Depuis son passage sur Terra et son retour fort mouvementé, la jeune magicienne était hantée par de biens étranges rêves. Tantôt elle se faisait dévorer par un poisson géant, tantôt elle mourrait étouffée dans des sables mouvants. Elle voyait là deux options parmi mille autres du châtiment que pouvait lui réserver les Dieux. Elle priait chaque soir Posicillon de la pardonner pour ses écarts, et louait chaque matin le Dieu Unique d'être encore en vie. Pourtant, cela ne suffisait pas à apaiser son âme tourmentée. Dans les rares instants où sa paranoïa la laissait tranquille, elle s'efforçait de se convaincre que, native d'un autre monde, elle n'avait pas à craindre les divinités de celui-ci. Par ailleurs, elle ne parvenait à se rappeler l'identité de celles de son monde d'origine. Elle avait même fini par se convaincre qu'il n'en existait aucune. Un monde sans Dieux, sans magie, sans monstre, sans combat... sans orc.

- Foutues bestioles que ces créatures là !

Elle regardait la dame qui se tenait devant elle, en pleurs. De ce qu'elle avait suivi de l'histoire, son village était assiégé par l'armée orc, son fils retenu prisonnier. Elle demandait aide, par l'Unique. Peut-être un moyen de racheter ses péchés ? Salaha se souvenait aussi de cette lettre qui prenait la poussière au fond de sa besace. Elle avait promis d'aider Nymphéa, espérant y gagner le pardon du Dieu de l'Eau. Les nymphes n'étaient-elles pas ses préférées parmi toutes les créatures de cette contrée ?

- Oui, oui, je vous aiderai. J'irai voir ce qui se trame dans ce village et vous ramènerai des nouvelles de votre fils. Foi de Mage !

Sur ces mots, elle laissa là la pauvre mère. Elle savait à peu près où se trouvait le village en question. Elle était passée devant plus d'une fois. Elle se souvenait surtout des barbares qui en gardaient la seule issue. Comment allait-elle les convaincre de lui permettre d'entrer ? Elle y avait réfléchi plus d'une fois depuis sa rencontre avec Nymphéa, sachant fort bien que son amie Sylphe se trouvait justement par là. Aider un arbre millénaire, quel meilleur moyen de se faire oublier de Fimine ? Elle tenait là les solutions à tous ses problèmes divins. Pourtant une petite voix en sa tête criait que ce ne serait pas si facile. Cette fois, il n'était pas question de forcer le passage. Par contre, elle userait à nouveau de déguisement, en espérant qu'il serait plus réussi que le précédent. Elle en était venue à s'imaginer un passé d'actrice. Elle se souvenait vaguement de ces hommes et femmes jouant divers rôles sur dix mètres carré de planches. Le pis c'est que ça plaisait ! Non, du plus loin que remontait sa fragile mémoire, elle n'avait jamais posé le pied sur une scène.

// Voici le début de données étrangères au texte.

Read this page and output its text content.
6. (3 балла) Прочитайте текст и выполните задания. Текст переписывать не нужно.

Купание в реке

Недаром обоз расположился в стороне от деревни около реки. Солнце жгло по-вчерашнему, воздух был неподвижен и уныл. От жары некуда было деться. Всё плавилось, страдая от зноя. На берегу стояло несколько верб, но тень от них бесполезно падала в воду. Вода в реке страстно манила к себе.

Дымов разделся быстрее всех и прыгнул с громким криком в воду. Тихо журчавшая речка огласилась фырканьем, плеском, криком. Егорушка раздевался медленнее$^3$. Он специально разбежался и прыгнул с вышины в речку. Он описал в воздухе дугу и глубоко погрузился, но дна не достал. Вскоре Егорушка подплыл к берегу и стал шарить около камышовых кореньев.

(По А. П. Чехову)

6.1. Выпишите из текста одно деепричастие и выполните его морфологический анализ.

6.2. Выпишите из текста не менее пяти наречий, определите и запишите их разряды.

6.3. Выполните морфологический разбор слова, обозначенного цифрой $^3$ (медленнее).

Elle se dirigea d'un pas rapide vers l'entrepôt public. Elle y retira son armure orc, assemblée au prix de nombreux efforts ces derniers jours. Casque, tunique, bottes, bouclier... tout y était. Tout du moins, l'espérait-elle. Elle ressortit donc pour se rendre chez le teinturier. Bizarrement le bonhomme s'y connaissait aussi en l'art du maquillage.

« Peut-être avait-il accompagné une troupe de théâtre dans sa lointaine jeunesse ? »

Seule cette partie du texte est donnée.